China believes the Association of Southeast Asian Nations will work together to advance a "comprehensive strategic partnership" and "respect each other's independence, sovereignty and territorial integrity," Foreign Ministry spokesman Zhao Lijian told reporters.
His remarks came as Britain, which holds the forum's rotating presidency this year, has invited ASEAN countries to the G-7 gathering scheduled to be held in Liverpool next month.
Zhao said the G-7 nations -- Britain, Canada, France, Germany, Italy, Japan and the United States, plus the European Union -- to "respect the political systems, development paths, values and consensus of cooperation among Asian countries."

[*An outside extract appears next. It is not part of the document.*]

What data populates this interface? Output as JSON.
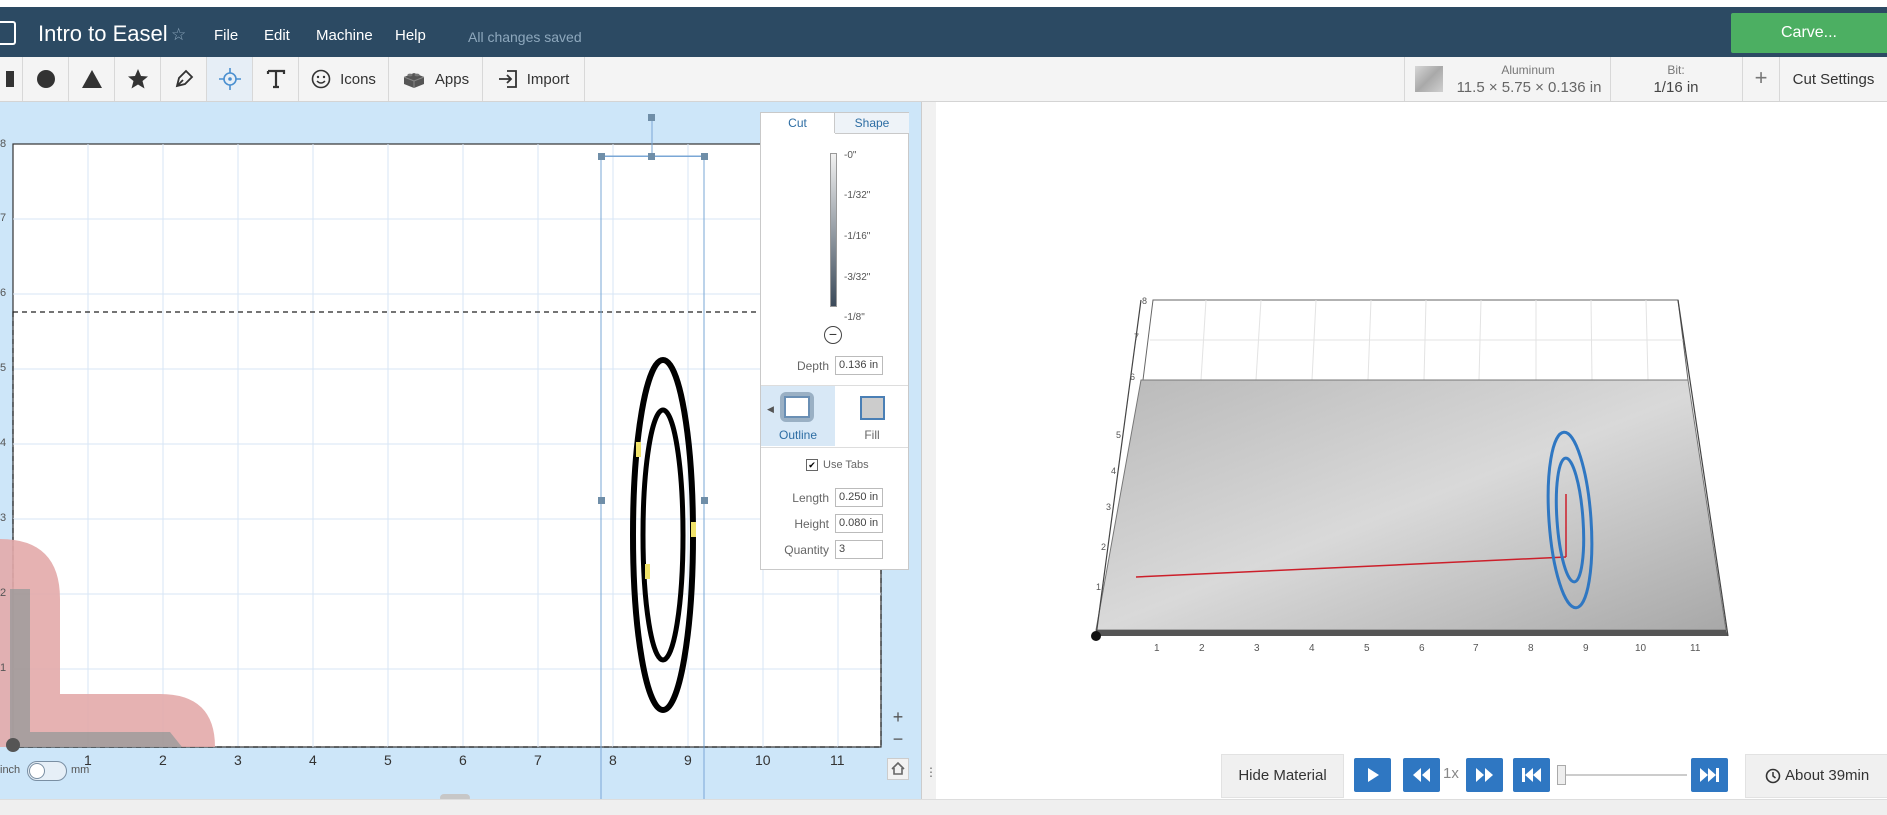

The G-7 should "abandon the Cold War mentality, get rid of the bad ailments of interfering in internal affairs of other nations at every turn and do more things that are conducive to regional peace and stability," Zhao added.
On Monday, China and ASEAN agreed to upgrade their ties to a "comprehensive strategic partnership," with President Xi Jinping making a rare appearance at a special online summit of the two sides.
The meeting commemorating the 30th anniversary of dialogue between China and ASEAN this year took place as Beijing has been eager to boost its clout in the region with security tensions with the United States escalating in nearby waters.
ASEAN groups Brunei, Cambodia, Indonesia, Laos, Malaysia, Myanmar, the Philippines, Singapore, Thailand and Vietnam.